1. Absent leadership can’t address important issues.
I was fascinated reading a tweet recently regarding the lack of visible and relevant leadership by the president of the country and I quote from David Kibuuka: “It is sad that I have to get inspired by other peoples’ presidents, ‘cause our guy is busy at Builders’ Warehouse” (referring to repeated visits to one of the building supply retailers of the country by the president for his personal house project). A few years ago, another of the presidents of the country was so busy being involved in African Union affairs and was almost always out of the country that the local media headlined the plea: “Mr President, come home!” The void left by these presidents as they attend to “other matters” is/was sorely felt by the citizens of the country, all of whom probably realise that important leadership issues were/are not being addressed in the president’s absence.

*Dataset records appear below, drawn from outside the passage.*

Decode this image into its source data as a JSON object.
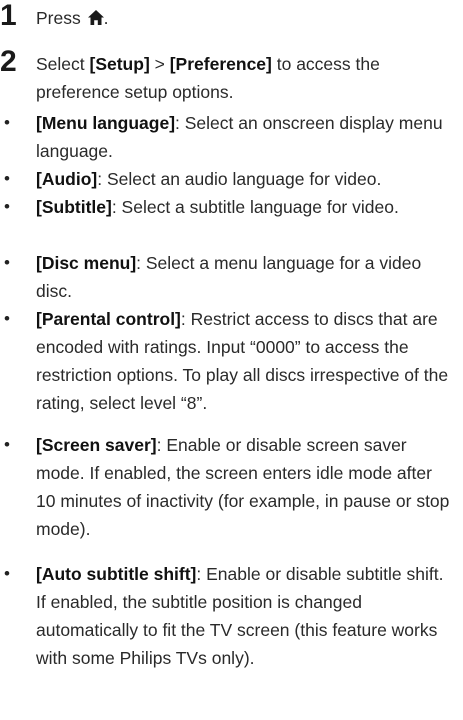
{
  "steps": [
    {
      "number": "1",
      "text": "Press",
      "icon": "home-icon",
      "text_after": "."
    },
    {
      "number": "2",
      "before": "Select ",
      "term1": "[Setup]",
      "middle": " > ",
      "term2": "[Preference]",
      "after": " to access the preference setup options."
    }
  ],
  "bullets": [
    {
      "symbol": "•",
      "term": "[Menu language]",
      "text": ": Select an onscreen display menu language."
    },
    {
      "symbol": "•",
      "term": "[Audio]",
      "text": ": Select an audio language for video."
    },
    {
      "symbol": "•",
      "term": "[Subtitle]",
      "text": ": Select a subtitle language for video."
    },
    {
      "symbol": "•",
      "term": "[Disc menu]",
      "text": ": Select a menu language for a video disc."
    },
    {
      "symbol": "•",
      "term": "[Parental control]",
      "text": ": Restrict access to discs that are encoded with ratings. Input “0000” to access the restriction options. To play all discs irrespective of the rating, select level “8”."
    },
    {
      "symbol": "•",
      "term": "[Screen saver]",
      "text": ": Enable or disable screen saver mode. If enabled, the screen enters idle mode after 10 minutes of inactivity (for example, in pause or stop mode)."
    },
    {
      "symbol": "•",
      "term": "[Auto subtitle shift]",
      "text": ": Enable or disable subtitle shift. If enabled, the subtitle position is changed automatically to fit the TV screen (this feature works with some Philips TVs only)."
    }
  ]
}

2. A present leader is key to an engaged workforce.
Being a manager, even of a country, implies applying leadership influence, which in turn necessitates being present in a relevant way with members of the team – I say “relevant”, because many managers are physically present, but emotionally distant, from those that are followers. Employee engagement principles suggest that an emotional commitment to employees by the manager is essential for team well-being, focus and productivity. Gallup, in their study of human nature and behaviour for the past seventy years or more and in their findings of the factors affecting feelings of engagement within an organisation, developed a 12-question survey to measure levels of employee engagement. Almost all of the questions point to the responsibility of the manager/leader facilitating the appropriate “on-boarding” and “maintenance” of staff. Gallup went on to say: “The leader is the key to an engaged workforce – not compensation and benefits” (italics mine).
3. Employee engagement is the key leadership challenge.
Brand Pretorius, during his period of leadership as CEO of McCarthy Holdings SA, said: “Leaders are dispensers of enthusiasm” – a dynamic sadly lacking in many workplaces today. So, if true, what is required from the leader to ensure employee engagement is facilitated within the organisation – be that a leader of a country or a supervisor on the shop floor? Some of the following pointers may be helpful:
- Leaders must totally “buy-in” to the employee engagement process – employee engagement should not be viewed as the “flavour of the month”
- Leaders must be fully engaged themselves – demonstrating company values and being an example of focus, energy and productivity
- Leaders should communicate the vision and purpose of the company frequently and draw the dotted line of every activity back to the purpose repeatedly
- Leaders should genuinely care for their staff – their well-being, development, safety, careers, spirit and contribution
- Leaders need to recognise contribution appropriately, preferably as close to the event as possible
- Leaders should remove barriers to engagement, listening openly to suggestions and feedback from subordinates
- Leaders should repeatedly affirm the value of each role in the organisation and demonstrate emotional commitment to staff within each role. Employee effort is partly derived from the value perceived by the employees of their respective roles
Leaders, be present – not just rationally and physically, but also emotionally. James K Clifton (CEO – Gallup Organisation) said: “The next decade is going to be about the emotional economy of the workplace, about increasing the number of engaged employees within organisations”. Managers, let’s rise to this leadership challenge.
Maybe leaders sometimes avoid issues when they feel scared e.g. out of their depth technically or emotionally. On the other hand, some leaders may be more arrogant than scared, having a bad motive for being in the leadership role e.g. power, money etc. and don’t give a damn. I suppose the way you would practice upward management as a person under these two different types of absent leaders would be different. Any advice on that? On a less serious note: I actually think Zuma fits both these profiles somehow – what a legend!
Leaders certainly neglect employee engagement interventions when they feel threatened or out of their depth. Some, on the other hand, are just too full of themselves to care about their staff. Upward management comes from a place of competence and character – competence – you can be trusted to perform and consistently do so, and character – your integrity is in place. When these two are present, it is far easier to upward manage, though never easy. One would have to approach the two types that you mention differently: the scared manager perhaps with an offer to assist; the arrogant manager with an offer to improve the team results. Both can be handled if one’s relationships with them are in tact. One manages one’s boss out of relationship.